Le janas: fate e streghe della mitologia sarda
Non c’è popolo oggi che non conosca le fate. Da un capo all’altro del mondo il piccolo popolo ha sempre fatto parlare di sé nel bene o nel male grazie ai miti e alle leggende che ne hanno tramandato il ricordo fino ad oggi e che continuano ad affascinare tanti lettori e appassionati. Anche in Sardegna le fate hanno da sempre fatto parte del folklore locale, ricoprendo il ruolo di benefattrici o streghe malvagie a seconda del racconto e della località. Le chiamano ancora oggi Janas e, a seconda della zona in cui ci si trova, su di loro si raccontano fiabe sorprendenti o racconti di paura.
Stando ai racconti popolari queste creature femminili devono il loro nome alla dea Diana generalmente associata alla verginità e dalla quale a loro volta sembra abbiano preso un altro nome: le Virghines. Le leggende che raccontano delle janas lo fanno attribuendo loro un aspetto che varia di volta in volta, così da una parte si tratterà di donne dalla bellezza ultraterrena, di vere e proprie fate alte appena un metro o di maghe dalla grande saggezza.

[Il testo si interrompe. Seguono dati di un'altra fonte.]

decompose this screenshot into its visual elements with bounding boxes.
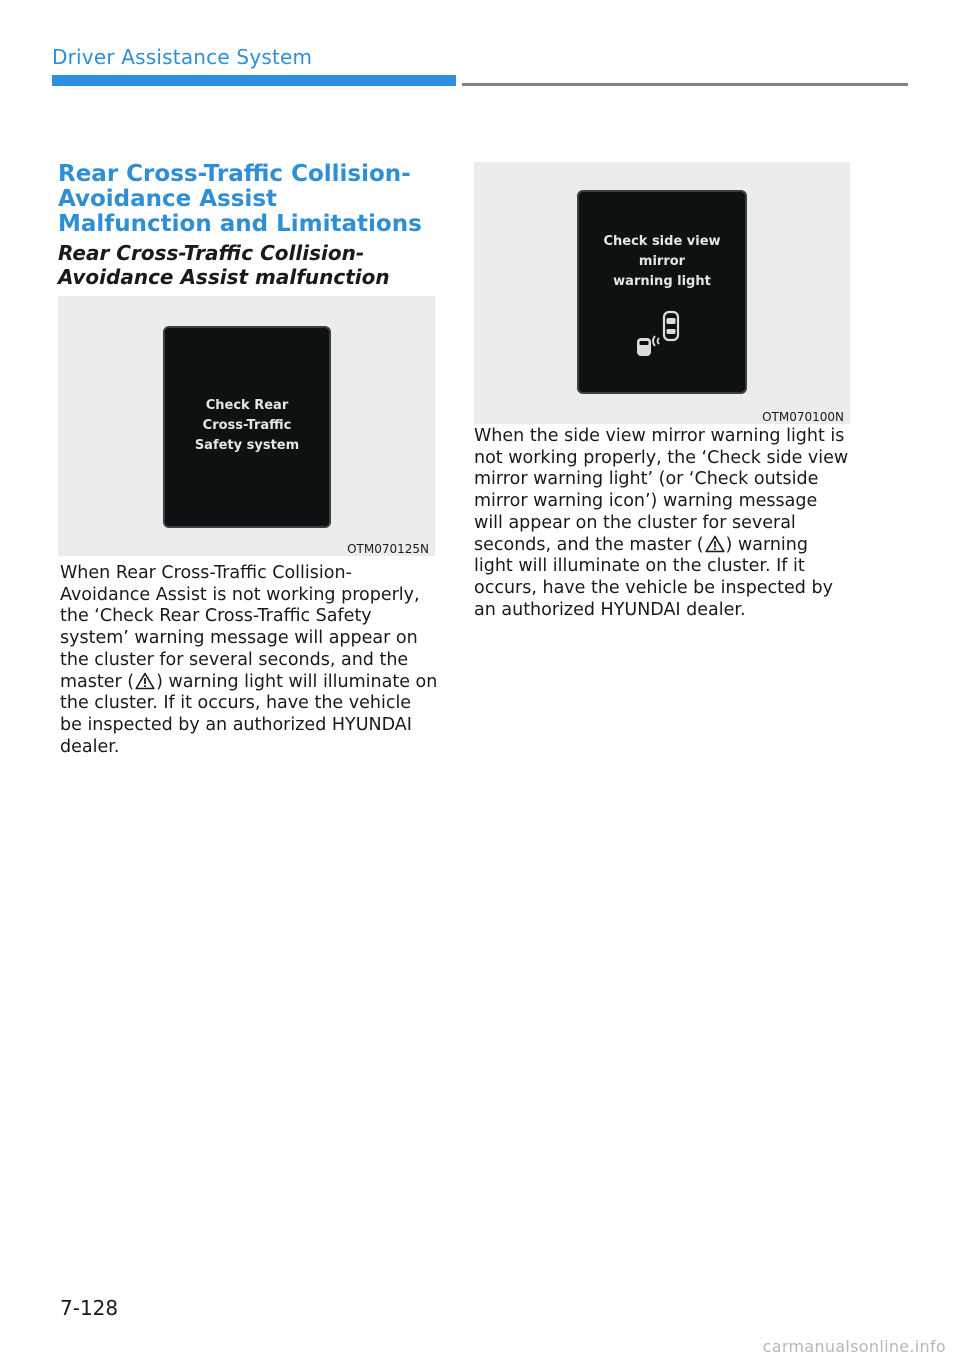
figure-code: OTM070125N (347, 542, 429, 556)
page-number: 7-128 (60, 1296, 119, 1320)
cluster-message-line: Cross-Traffic (202, 418, 292, 433)
cluster-screen (577, 190, 747, 394)
section-title: Rear Cross-Traffic Collision-Avoidance Assist Malfunction and Limitations (58, 161, 422, 237)
cluster-message-line: Check Rear (205, 398, 289, 413)
body-paragraph-side-mirror (474, 426, 850, 621)
master-warning-icon (705, 535, 725, 553)
header-bar-gray (462, 83, 908, 86)
subsection-title: Rear Cross-Traffic Collision-Avoidance Assist malfunction (58, 241, 390, 289)
cluster-message (165, 396, 329, 456)
cluster-message-line: warning light (613, 274, 711, 289)
body-paragraph-rcca (60, 563, 438, 758)
paragraph-text: ) warning light will illuminate on the cluster. If it occurs, have the vehicle be inspected by an authorized HYUNDAI dealer. (60, 671, 438, 757)
figure-side-mirror-message (474, 162, 850, 424)
cluster-message (579, 232, 745, 292)
cluster-message-line: Safety system (194, 438, 300, 453)
watermark: carmanualsonline.info (762, 1337, 946, 1356)
paragraph-text: When the side view mirror warning light is not working properly, the ‘Check side view mirror warning light’ (or ‘Check outside mirror warning icon’) warning message will appear on the cluster for several seconds, and the master ( (474, 426, 849, 555)
figure-rcca-message (58, 296, 435, 556)
cluster-screen (163, 326, 331, 528)
paragraph-text: When Rear Cross-Traffic Collision-Avoidance Assist is not working properly, the ‘Check Rear Cross-Traffic Safety system’ warning message will appear on the cluster for several seconds, and the master ( (60, 563, 420, 692)
paragraph-text: ) warning light will illuminate on the cluster. If it occurs, have the vehicle be inspected by an authorized HYUNDAI dealer. (474, 534, 833, 620)
side-mirror-warning-icon (635, 308, 691, 364)
figure-code: OTM070100N (762, 410, 844, 424)
master-warning-icon (135, 672, 155, 690)
cluster-message-line: Check side view mirror (603, 234, 721, 269)
header-title: Driver Assistance System (52, 45, 313, 69)
header-bar-blue (52, 75, 456, 86)
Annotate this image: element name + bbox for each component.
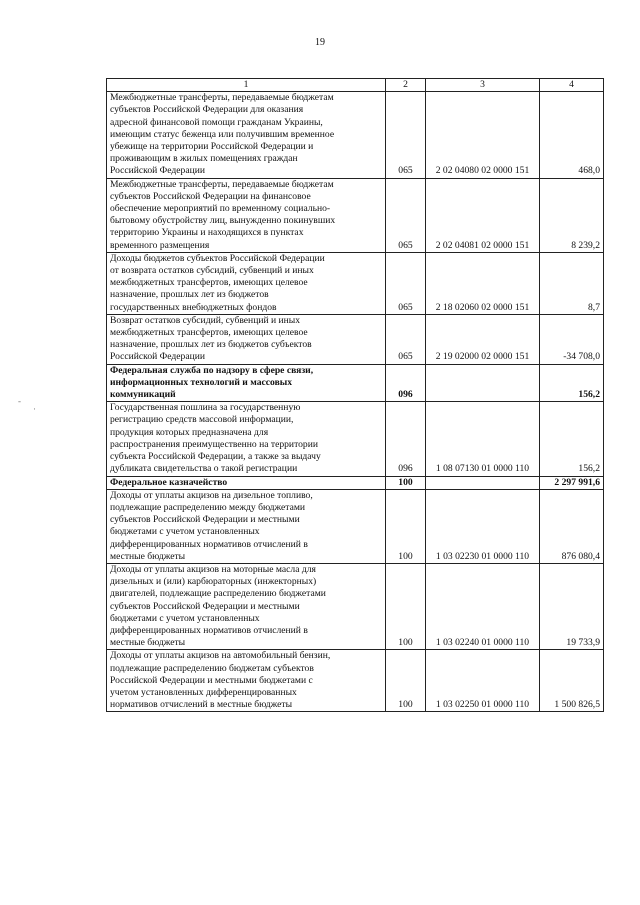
row-description: Доходы от уплаты акцизов на моторные масла для дизельных и (или) карбюраторных (инжекторных) двигателей, подлежащие распределению бюджетами субъектов Российской Федерации и местными бюджетами с учетом установленных дифференцированных нормативов отчислений в местные бюджеты [107, 563, 386, 649]
budget-revenue-table [106, 78, 604, 712]
row-budget-classification-code: 2 18 02060 02 0000 151 [426, 252, 540, 314]
table-row [107, 364, 604, 402]
header-col-1: 1 [107, 79, 386, 92]
row-admin-code: 100 [386, 489, 426, 563]
row-admin-code: 065 [386, 314, 426, 364]
row-admin-code: 100 [386, 563, 426, 649]
row-admin-code: 096 [386, 364, 426, 402]
row-budget-classification-code: 2 02 04080 02 0000 151 [426, 92, 540, 178]
row-budget-classification-code: 2 02 04081 02 0000 151 [426, 178, 540, 252]
row-description: Государственная пошлина за государственную регистрацию средств массовой информации, продукция которых предназначена для распространения преимущественно на территории субъекта Российской Федерации, а также за выдачу дубликата свидетельства о такой регистрации [107, 402, 386, 476]
row-admin-code: 096 [386, 402, 426, 476]
table-row [107, 252, 604, 314]
row-admin-code: 100 [386, 476, 426, 489]
header-col-4: 4 [540, 79, 604, 92]
row-amount: 876 080,4 [540, 489, 604, 563]
page-number: 19 [315, 37, 325, 48]
row-amount: 156,2 [540, 364, 604, 402]
header-col-2: 2 [386, 79, 426, 92]
row-budget-classification-code [426, 476, 540, 489]
row-amount: 156,2 [540, 402, 604, 476]
row-admin-code: 100 [386, 650, 426, 712]
row-description: Доходы бюджетов субъектов Российской Федерации от возврата остатков субсидий, субвенций и иных межбюджетных трансфертов, имеющих целевое назначение, прошлых лет из бюджетов государственных внебюджетных фондов [107, 252, 386, 314]
row-budget-classification-code: 1 08 07130 01 0000 110 [426, 402, 540, 476]
row-amount: 8 239,2 [540, 178, 604, 252]
table-row [107, 476, 604, 489]
row-amount: 2 297 991,6 [540, 476, 604, 489]
header-col-3: 3 [426, 79, 540, 92]
row-amount: 19 733,9 [540, 563, 604, 649]
row-budget-classification-code: 1 03 02240 01 0000 110 [426, 563, 540, 649]
row-description: Федеральная служба по надзору в сфере связи, информационных технологий и массовых коммуникаций [107, 364, 386, 402]
table-row [107, 402, 604, 476]
table-row [107, 92, 604, 178]
row-amount: 8,7 [540, 252, 604, 314]
row-amount: -34 708,0 [540, 314, 604, 364]
row-description: Возврат остатков субсидий, субвенций и иных межбюджетных трансфертов, имеющих целевое назначение, прошлых лет из бюджетов субъектов Российской Федерации [107, 314, 386, 364]
margin-mark: · [33, 404, 36, 414]
row-description: Доходы от уплаты акцизов на дизельное топливо, подлежащие распределению между бюджетами субъектов Российской Федерации и местными бюджетами с учетом установленных дифференцированных нормативов отчислений в местные бюджеты [107, 489, 386, 563]
row-amount: 468,0 [540, 92, 604, 178]
table-body [107, 92, 604, 712]
row-description: Межбюджетные трансферты, передаваемые бюджетам субъектов Российской Федерации на финансовое обеспечение мероприятий по временному социально- бытовому обустройству лиц, вынужденно покинувших территорию Украины и находящихся в пунктах временного размещения [107, 178, 386, 252]
table-row [107, 650, 604, 712]
row-description: Межбюджетные трансферты, передаваемые бюджетам субъектов Российской Федерации для оказания адресной финансовой помощи гражданам Украины, имеющим статус беженца или получившим временное убежище на территории Российской Федерации и проживающим в жилых помещениях граждан Российской Федерации [107, 92, 386, 178]
row-description: Доходы от уплаты акцизов на автомобильный бензин, подлежащие распределению бюджетам субъектов Российской Федерации и местными бюджетами с учетом установленных дифференцированных нормативов отчислений в местные бюджеты [107, 650, 386, 712]
table-row [107, 178, 604, 252]
table-header-row [107, 79, 604, 92]
row-budget-classification-code [426, 364, 540, 402]
row-admin-code: 065 [386, 178, 426, 252]
table-row [107, 563, 604, 649]
row-budget-classification-code: 1 03 02230 01 0000 110 [426, 489, 540, 563]
row-description: Федеральное казначейство [107, 476, 386, 489]
table-row [107, 489, 604, 563]
row-budget-classification-code: 1 03 02250 01 0000 110 [426, 650, 540, 712]
margin-mark: - [18, 396, 21, 406]
row-amount: 1 500 826,5 [540, 650, 604, 712]
row-admin-code: 065 [386, 252, 426, 314]
row-budget-classification-code: 2 19 02000 02 0000 151 [426, 314, 540, 364]
table-row [107, 314, 604, 364]
row-admin-code: 065 [386, 92, 426, 178]
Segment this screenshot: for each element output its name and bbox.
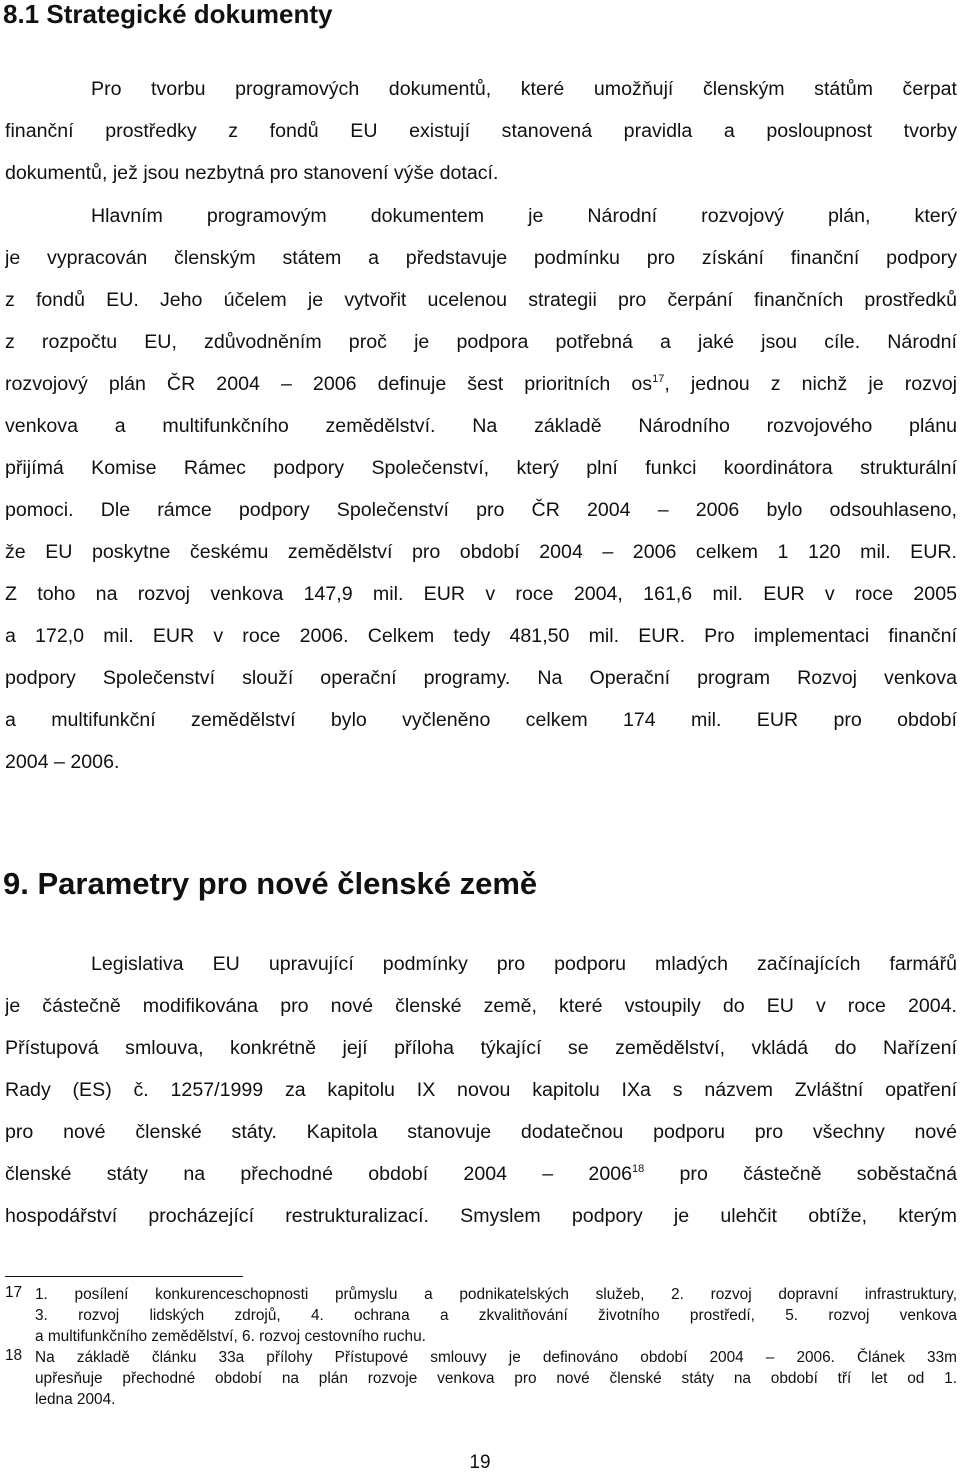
text-line: Rady (ES) č. 1257/1999 za kapitolu IX novou kapitolu IXa s názvem Zvláštní opatření <box>5 1079 957 1101</box>
section-heading: 8.1 Strategické dokumenty <box>3 0 333 29</box>
footnote-18 <box>5 1347 957 1410</box>
text-fragment: pro částečně soběstačná <box>644 1163 957 1185</box>
text-line: je vypracován členským státem a představuje podmínku pro získání finanční podpory <box>5 247 957 269</box>
footnote-line: 3. rozvoj lidských zdrojů, 4. ochrana a zkvalitňování životního prostředí, 5. rozvoj venkova <box>35 1307 957 1324</box>
footnote-line: 1. posílení konkurenceschopnosti průmyslu a podnikatelských služeb, 2. rozvoj dopravní infrastruktury, <box>35 1286 957 1303</box>
paragraph-2 <box>5 195 957 783</box>
footnote-line: ledna 2004. <box>35 1391 116 1408</box>
text-line: pomoci. Dle rámce podpory Společenství pro ČR 2004 – 2006 bylo odsouhlaseno, <box>5 499 957 521</box>
text-line-with-footnote <box>5 363 957 405</box>
text-line: že EU poskytne českému zemědělství pro období 2004 – 2006 celkem 1 120 mil. EUR. <box>5 541 957 563</box>
text-line: 2004 – 2006. <box>5 751 120 773</box>
text-line: Pro tvorbu programových dokumentů, které umožňují členským státům čerpat <box>91 78 957 100</box>
footnote-separator <box>5 1276 243 1277</box>
text-line: podpory Společenství slouží operační programy. Na Operační program Rozvoj venkova <box>5 667 957 689</box>
text-line: venkova a multifunkčního zemědělství. Na základě Národního rozvojového plánu <box>5 415 957 437</box>
text-line: z rozpočtu EU, zdůvodněním proč je podpora potřebná a jaké jsou cíle. Národní <box>5 331 957 353</box>
text-line: Legislativa EU upravující podmínky pro podporu mladých začínajících farmářů <box>91 953 957 975</box>
paragraph-3 <box>5 943 957 1237</box>
text-line-with-footnote <box>5 1153 957 1195</box>
text-line: přijímá Komise Rámec podpory Společenství, který plní funkci koordinátora strukturální <box>5 457 957 479</box>
text-line: finanční prostředky z fondů EU existují stanovená pravidla a posloupnost tvorby <box>5 120 957 142</box>
page-number: 19 <box>469 1452 491 1473</box>
text-fragment: , jednou z nichž je rozvoj <box>664 373 957 395</box>
text-line: z fondů EU. Jeho účelem je vytvořit ucelenou strategii pro čerpání finančních prostředků <box>5 289 957 311</box>
footnote-17 <box>5 1284 957 1347</box>
text-line: pro nové členské státy. Kapitola stanovuje dodatečnou podporu pro všechny nové <box>5 1121 957 1143</box>
text-line: je částečně modifikována pro nové členské země, které vstoupily do EU v roce 2004. <box>5 995 957 1017</box>
text-line: Z toho na rozvoj venkova 147,9 mil. EUR v roce 2004, 161,6 mil. EUR v roce 2005 <box>5 583 957 605</box>
footnote-line: Na základě článku 33a přílohy Přístupové smlouvy je definováno období 2004 – 2006. Článek 33m <box>35 1349 957 1366</box>
text-line: a multifunkční zemědělství bylo vyčleněno celkem 174 mil. EUR pro období <box>5 709 957 731</box>
footnote-ref-18[interactable]: 18 <box>632 1163 645 1175</box>
footnote-number: 18 <box>5 1347 23 1364</box>
text-line: Přístupová smlouva, konkrétně její příloha týkající se zemědělství, vkládá do Nařízení <box>5 1037 957 1059</box>
text-line: a 172,0 mil. EUR v roce 2006. Celkem tedy 481,50 mil. EUR. Pro implementaci finanční <box>5 625 957 647</box>
chapter-heading: 9. Parametry pro nové členské země <box>3 866 538 901</box>
text-line: hospodářství procházející restrukturalizací. Smyslem podpory je ulehčit obtíže, kterým <box>5 1205 957 1227</box>
text-line: Hlavním programovým dokumentem je Národní rozvojový plán, který <box>91 205 957 227</box>
text-fragment: členské státy na přechodné období 2004 – 2006 <box>5 1163 633 1185</box>
footnotes <box>5 1284 957 1410</box>
footnote-ref-17[interactable]: 17 <box>652 373 665 385</box>
text-line: dokumentů, jež jsou nezbytná pro stanovení výše dotací. <box>5 162 499 184</box>
footnote-line: upřesňuje přechodné období na plán rozvoje venkova pro nové členské státy na období tří let od 1. <box>35 1370 957 1387</box>
footnote-line: a multifunkčního zemědělství, 6. rozvoj cestovního ruchu. <box>35 1328 426 1345</box>
paragraph-1 <box>5 68 957 194</box>
footnote-number: 17 <box>5 1284 23 1301</box>
text-fragment: rozvojový plán ČR 2004 – 2006 definuje šest prioritních os <box>5 373 653 395</box>
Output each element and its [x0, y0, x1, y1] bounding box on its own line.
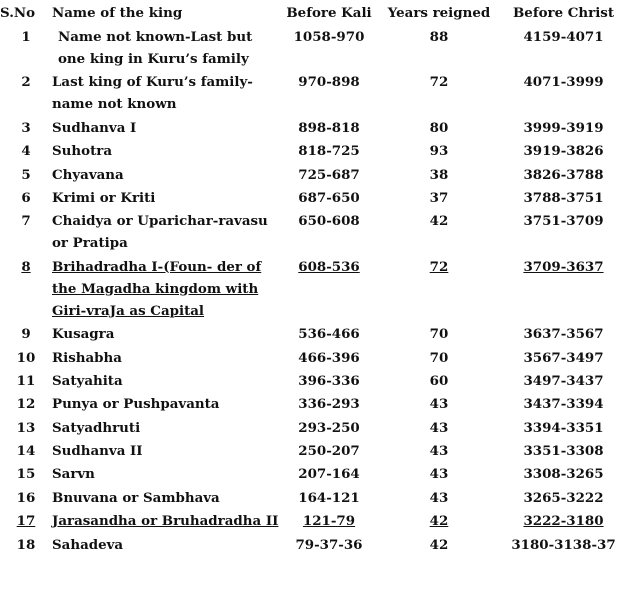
- before-christ-value: 3222-3180: [523, 513, 604, 530]
- king-name: Last king of Kuru’s family-name not known: [52, 74, 253, 113]
- before-kali-value: 650-608: [298, 213, 360, 230]
- before-christ-value: 3394-3351: [523, 419, 604, 436]
- table-row: [0, 71, 627, 116]
- years-reigned-value: 72: [429, 74, 449, 91]
- table-row: [0, 164, 627, 187]
- years-reigned-value: 43: [429, 419, 449, 436]
- before-kali-value: 164-121: [298, 489, 360, 506]
- table-row: [0, 370, 627, 393]
- table-row: [0, 534, 627, 557]
- row-number: 11: [16, 372, 36, 389]
- king-name: Satyadhruti: [52, 419, 141, 436]
- years-reigned-value: 38: [429, 166, 449, 183]
- king-name: Chyavana: [52, 166, 124, 183]
- table-row: [0, 323, 627, 346]
- king-name: Kusagra: [52, 326, 115, 343]
- before-kali-value: 818-725: [298, 143, 360, 160]
- table-row: [0, 26, 627, 71]
- before-kali-value: 687-650: [298, 189, 360, 206]
- king-name: Rishabha: [52, 349, 122, 366]
- row-number: 3: [21, 119, 31, 136]
- before-kali-value: 293-250: [298, 419, 360, 436]
- row-number: 9: [21, 326, 31, 343]
- header-row: [0, 2, 627, 26]
- before-kali-value: 1058-970: [293, 29, 365, 45]
- row-number: 4: [21, 143, 31, 160]
- before-kali-value: 396-336: [298, 372, 360, 389]
- row-number: 18: [16, 536, 36, 553]
- years-reigned-value: 93: [429, 143, 449, 160]
- before-christ-value: 3709-3637: [523, 258, 604, 275]
- years-reigned-value: 43: [429, 466, 449, 483]
- before-christ-value: 3308-3265: [523, 466, 604, 483]
- before-kali-value: 725-687: [298, 166, 360, 183]
- king-name: Bnuvana or Sambhava: [52, 489, 220, 506]
- before-kali-value: 536-466: [298, 326, 360, 343]
- before-christ-value: 3637-3567: [523, 326, 604, 343]
- row-number: 15: [16, 466, 36, 483]
- table-row: [0, 210, 627, 255]
- row-number: 12: [16, 396, 36, 413]
- header-name: Name of the king: [52, 5, 183, 21]
- years-reigned-value: 60: [429, 372, 449, 389]
- king-name: Chaidya or Uparichar-ravasu or Pratipa: [52, 213, 268, 252]
- years-reigned-value: 37: [429, 189, 449, 206]
- table-body: [0, 26, 627, 557]
- row-number: 6: [21, 189, 31, 206]
- row-number: 13: [16, 419, 36, 436]
- table-row: [0, 440, 627, 463]
- table-row: [0, 347, 627, 370]
- years-reigned-value: 43: [429, 489, 449, 506]
- table-row: [0, 510, 627, 533]
- table-row: [0, 140, 627, 163]
- row-number: 1: [21, 29, 31, 45]
- before-kali-value: 898-818: [298, 119, 360, 136]
- header-years-reigned: Years reigned: [387, 5, 491, 21]
- before-kali-value: 466-396: [298, 349, 360, 366]
- king-name: Sarvn: [52, 466, 95, 483]
- row-number: 5: [21, 166, 31, 183]
- years-reigned-value: 70: [429, 349, 449, 366]
- before-kali-value: 970-898: [298, 74, 360, 91]
- king-name: Punya or Pushpavanta: [52, 396, 220, 413]
- king-name: Sudhanva II: [52, 443, 143, 460]
- before-kali-value: 207-164: [298, 466, 360, 483]
- before-christ-value: 3265-3222: [523, 489, 604, 506]
- before-christ-value: 3351-3308: [523, 443, 604, 460]
- years-reigned-value: 42: [429, 536, 449, 553]
- king-name: Jarasandha or Bruhadradha II: [52, 513, 279, 530]
- years-reigned-value: 42: [429, 213, 449, 230]
- kings-table: [0, 2, 627, 557]
- row-number: 17: [16, 513, 36, 530]
- king-name: Brihadradha I-(Foun- der of the Magadha kingdom with Giri-vraJa as Capital: [52, 258, 262, 319]
- king-name: Sahadeva: [52, 536, 124, 553]
- row-number: 16: [16, 489, 36, 506]
- before-kali-value: 250-207: [298, 443, 360, 460]
- row-number: 14: [16, 443, 36, 460]
- years-reigned-value: 72: [429, 258, 449, 275]
- before-christ-value: 3751-3709: [523, 213, 604, 230]
- years-reigned-value: 43: [429, 396, 449, 413]
- table-row: [0, 117, 627, 140]
- years-reigned-value: 70: [429, 326, 449, 343]
- row-number: 7: [21, 213, 31, 230]
- row-number: 2: [21, 74, 31, 91]
- table-row: [0, 256, 627, 323]
- before-kali-value: 121-79: [302, 513, 356, 530]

Al contrario, in altre zone dell’isola come Tempio Pausania o Isili, le janas sono figure associate ai malefici e all’inganno. Spesso dall’aspetto mostruoso, sono tentatrici di uomini o esseri dispettosi e per questo chiamate anche Mala Janas o “fate malvagie” che mettono alla prova i viaggiatori e si vendicano aspramente con chiunque faccia loro un torto o le tragga in inganno. A Tonara e in altri luoghi della Sardegna invece le janas sono molto simili ai vampiri, al punto da adescare gli uomini e prosciugare gli sventurati dal loro sangue.
Anche le usanze delle janas sono conosciute al popolo sardo: queste fate vivrebbero infatti in luoghi segreti e al riparo dalla luce del sole, spesso associati alle antiche sepolture chiamate appunto domus de janas, e uscirebbero soltanto di notte per evitare di scottarsi. Sono anche solite danzare in cerchio nei boschi e tessere sui loro bellissimi telai d’oro, una delle tante ricchezze che si dice le janas accumulino.